Wir behandeln unter anderem:
- Sprachentwicklungsstörungen
Verzögerungen oder Abweichungen in der Sprachentwicklung, z. B. verspäteter Sprechbeginn, eingeschränkter Wortschatz, fehlerhafte Satzbildung oder Schwierigkeiten beim Sprachverständnis. - Artikulationsstörungen (Aussprachestörungen)
Schwierigkeiten bei der korrekten Lautbildung, wie Lispeln, Lautverwechslungen oder Auslassungen von Lauten. - Stimmstörungen
Organische oder funktionelle Veränderungen der Stimme, z. B. Heiserkeit, eingeschränkte Belastbarkeit, Stimmlosigkeit oder Veränderungen nach Operationen. Auch für Berufssprecher wie Lehrerinnen, Sängerinnen oder Schauspieler*innen. - Redeflussstörungen
Stottern (unwillkürliche Blockaden, Wiederholungen oder Dehnungen) und Poltern (überhastetes, undeutliches Sprechen mit Auslassungen oder Verschmelzungen). - Schluckstörungen (Dysphagien)

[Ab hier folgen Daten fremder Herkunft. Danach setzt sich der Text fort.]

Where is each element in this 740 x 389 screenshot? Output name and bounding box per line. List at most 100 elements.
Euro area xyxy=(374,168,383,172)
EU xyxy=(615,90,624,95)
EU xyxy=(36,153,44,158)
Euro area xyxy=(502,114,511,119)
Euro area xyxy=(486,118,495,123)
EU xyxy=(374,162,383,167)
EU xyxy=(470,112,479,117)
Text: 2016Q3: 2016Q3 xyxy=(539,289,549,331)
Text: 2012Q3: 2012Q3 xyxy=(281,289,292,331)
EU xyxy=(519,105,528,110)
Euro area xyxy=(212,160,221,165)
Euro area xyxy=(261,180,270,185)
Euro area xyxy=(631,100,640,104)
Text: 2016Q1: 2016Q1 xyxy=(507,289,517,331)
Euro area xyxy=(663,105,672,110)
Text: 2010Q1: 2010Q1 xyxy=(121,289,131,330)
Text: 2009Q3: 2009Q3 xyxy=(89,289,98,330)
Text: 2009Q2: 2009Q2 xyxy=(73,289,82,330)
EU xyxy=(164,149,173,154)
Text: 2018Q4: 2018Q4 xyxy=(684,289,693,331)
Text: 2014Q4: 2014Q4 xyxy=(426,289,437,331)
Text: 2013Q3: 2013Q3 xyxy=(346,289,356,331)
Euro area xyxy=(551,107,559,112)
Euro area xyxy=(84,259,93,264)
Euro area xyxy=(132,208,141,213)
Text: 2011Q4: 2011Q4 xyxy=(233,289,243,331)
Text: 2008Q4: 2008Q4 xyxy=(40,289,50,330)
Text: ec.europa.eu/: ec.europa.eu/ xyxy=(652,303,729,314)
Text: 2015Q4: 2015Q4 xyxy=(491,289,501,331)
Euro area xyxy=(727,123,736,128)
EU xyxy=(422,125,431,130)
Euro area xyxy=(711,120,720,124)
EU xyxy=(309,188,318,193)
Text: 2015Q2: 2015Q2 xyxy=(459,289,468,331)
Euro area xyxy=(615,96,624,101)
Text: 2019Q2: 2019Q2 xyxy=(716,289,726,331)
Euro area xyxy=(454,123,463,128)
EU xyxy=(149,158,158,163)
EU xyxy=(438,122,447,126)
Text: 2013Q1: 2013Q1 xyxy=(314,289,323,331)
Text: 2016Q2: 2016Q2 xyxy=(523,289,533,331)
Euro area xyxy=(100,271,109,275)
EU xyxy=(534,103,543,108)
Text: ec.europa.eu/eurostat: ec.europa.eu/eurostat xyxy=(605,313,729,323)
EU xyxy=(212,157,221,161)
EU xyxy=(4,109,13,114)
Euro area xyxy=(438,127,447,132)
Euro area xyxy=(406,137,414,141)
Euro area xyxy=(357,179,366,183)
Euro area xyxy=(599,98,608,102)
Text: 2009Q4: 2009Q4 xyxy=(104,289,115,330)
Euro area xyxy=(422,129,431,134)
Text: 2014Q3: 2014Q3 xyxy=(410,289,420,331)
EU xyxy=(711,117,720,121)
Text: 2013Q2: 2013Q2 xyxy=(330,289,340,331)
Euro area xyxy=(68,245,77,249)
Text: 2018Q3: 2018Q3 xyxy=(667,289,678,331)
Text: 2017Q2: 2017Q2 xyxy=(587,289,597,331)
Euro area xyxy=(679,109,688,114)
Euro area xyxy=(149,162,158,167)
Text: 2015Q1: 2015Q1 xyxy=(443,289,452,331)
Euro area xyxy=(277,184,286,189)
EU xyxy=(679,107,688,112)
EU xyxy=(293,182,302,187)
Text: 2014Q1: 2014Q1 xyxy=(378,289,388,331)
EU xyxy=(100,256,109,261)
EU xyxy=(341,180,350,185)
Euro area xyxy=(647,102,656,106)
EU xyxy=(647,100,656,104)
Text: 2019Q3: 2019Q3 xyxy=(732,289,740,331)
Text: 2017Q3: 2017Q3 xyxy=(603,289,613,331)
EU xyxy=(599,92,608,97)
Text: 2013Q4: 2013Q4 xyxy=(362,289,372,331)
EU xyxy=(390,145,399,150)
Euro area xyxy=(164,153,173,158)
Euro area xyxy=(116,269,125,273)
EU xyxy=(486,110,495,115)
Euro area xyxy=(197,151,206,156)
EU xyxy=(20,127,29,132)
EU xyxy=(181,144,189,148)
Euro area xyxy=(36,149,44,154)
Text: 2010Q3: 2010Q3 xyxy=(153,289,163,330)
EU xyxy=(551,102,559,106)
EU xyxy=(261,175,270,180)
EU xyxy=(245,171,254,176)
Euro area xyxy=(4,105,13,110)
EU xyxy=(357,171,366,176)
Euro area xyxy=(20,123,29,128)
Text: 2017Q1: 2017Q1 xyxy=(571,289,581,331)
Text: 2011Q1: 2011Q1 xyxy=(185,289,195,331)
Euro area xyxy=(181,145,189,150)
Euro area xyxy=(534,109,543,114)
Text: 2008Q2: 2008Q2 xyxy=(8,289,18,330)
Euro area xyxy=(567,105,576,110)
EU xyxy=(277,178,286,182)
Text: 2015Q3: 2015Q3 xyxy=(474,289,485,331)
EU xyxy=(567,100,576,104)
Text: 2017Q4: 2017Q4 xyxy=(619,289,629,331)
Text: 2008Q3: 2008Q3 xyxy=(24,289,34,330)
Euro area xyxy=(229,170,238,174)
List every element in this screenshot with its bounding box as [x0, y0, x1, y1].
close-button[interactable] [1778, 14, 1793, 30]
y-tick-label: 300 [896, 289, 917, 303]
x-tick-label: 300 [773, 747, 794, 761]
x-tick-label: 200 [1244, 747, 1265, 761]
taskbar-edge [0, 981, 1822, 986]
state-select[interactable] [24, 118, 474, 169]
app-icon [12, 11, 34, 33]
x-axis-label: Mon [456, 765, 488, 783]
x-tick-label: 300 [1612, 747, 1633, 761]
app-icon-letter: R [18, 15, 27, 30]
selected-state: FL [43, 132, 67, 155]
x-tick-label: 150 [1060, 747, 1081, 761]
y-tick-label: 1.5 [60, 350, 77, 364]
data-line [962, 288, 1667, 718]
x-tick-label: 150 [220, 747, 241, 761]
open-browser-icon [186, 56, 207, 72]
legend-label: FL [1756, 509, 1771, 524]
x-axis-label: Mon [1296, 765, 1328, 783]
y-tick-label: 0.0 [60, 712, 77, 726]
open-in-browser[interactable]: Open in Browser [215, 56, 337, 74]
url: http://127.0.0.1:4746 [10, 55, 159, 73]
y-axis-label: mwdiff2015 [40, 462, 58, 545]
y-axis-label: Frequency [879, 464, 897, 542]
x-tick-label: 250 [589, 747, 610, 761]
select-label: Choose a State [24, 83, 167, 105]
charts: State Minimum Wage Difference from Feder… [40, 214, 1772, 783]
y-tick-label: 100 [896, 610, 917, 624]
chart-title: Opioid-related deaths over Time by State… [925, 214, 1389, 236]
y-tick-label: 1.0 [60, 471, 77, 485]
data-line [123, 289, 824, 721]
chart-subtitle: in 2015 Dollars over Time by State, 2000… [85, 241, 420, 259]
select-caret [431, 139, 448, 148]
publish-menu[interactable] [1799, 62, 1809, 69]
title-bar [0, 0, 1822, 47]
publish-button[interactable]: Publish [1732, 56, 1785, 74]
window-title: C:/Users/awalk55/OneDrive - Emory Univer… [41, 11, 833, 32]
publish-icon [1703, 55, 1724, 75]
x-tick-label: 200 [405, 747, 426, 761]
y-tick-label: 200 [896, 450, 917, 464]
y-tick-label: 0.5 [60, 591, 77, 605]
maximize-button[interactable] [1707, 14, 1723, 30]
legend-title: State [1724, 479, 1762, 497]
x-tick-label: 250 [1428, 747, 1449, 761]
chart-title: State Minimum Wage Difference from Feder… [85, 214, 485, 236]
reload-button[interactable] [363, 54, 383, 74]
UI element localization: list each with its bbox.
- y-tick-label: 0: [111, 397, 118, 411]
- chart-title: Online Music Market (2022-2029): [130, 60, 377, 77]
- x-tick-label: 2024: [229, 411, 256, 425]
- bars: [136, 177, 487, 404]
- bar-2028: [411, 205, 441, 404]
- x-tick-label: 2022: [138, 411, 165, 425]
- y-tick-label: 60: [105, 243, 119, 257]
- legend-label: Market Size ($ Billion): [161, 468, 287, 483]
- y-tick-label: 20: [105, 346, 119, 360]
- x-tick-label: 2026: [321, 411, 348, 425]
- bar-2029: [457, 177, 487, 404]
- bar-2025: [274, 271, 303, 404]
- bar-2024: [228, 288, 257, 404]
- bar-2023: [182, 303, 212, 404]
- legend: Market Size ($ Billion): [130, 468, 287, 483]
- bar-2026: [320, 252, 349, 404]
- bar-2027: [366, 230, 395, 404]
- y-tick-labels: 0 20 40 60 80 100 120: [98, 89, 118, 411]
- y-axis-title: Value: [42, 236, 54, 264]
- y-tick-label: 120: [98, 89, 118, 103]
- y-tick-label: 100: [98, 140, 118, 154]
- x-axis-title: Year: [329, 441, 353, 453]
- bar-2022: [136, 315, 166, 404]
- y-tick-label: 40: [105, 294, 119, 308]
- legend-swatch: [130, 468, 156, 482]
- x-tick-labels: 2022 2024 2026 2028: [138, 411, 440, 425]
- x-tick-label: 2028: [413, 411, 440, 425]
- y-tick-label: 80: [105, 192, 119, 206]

Schwierigkeiten beim sicheren Schlucken von Speisen oder Flüssigkeiten, z. B. nach Schlaganfall, Operationen oder im Rahmen kindlicher Entwicklungsstörungen (falsches Schluckmuster, Ess- und Trinkprobleme).
Häufig treten Dysphagien auch bei neurologischen Erkrankungen auf, wie z. B. Morbus Parkinson, Multiple Sklerose, amyotrophe Lateralsklerose (ALS) oder Demenz. - Sprach- und Sprechstörungen nach neurologischen Ereignissen
Behandlung von Aphasie (Sprachverlust), Dysarthrie (Sprechstörung durch gestörte Muskelsteuerung) und Sprechapraxie (Störung der Sprechplanung) nach Schlaganfall, Schädel-Hirn-Trauma oder degenerativen Erkrankungen. - Auditive Verarbeitungs- und Wahrnehmungsstörungen (AVWS)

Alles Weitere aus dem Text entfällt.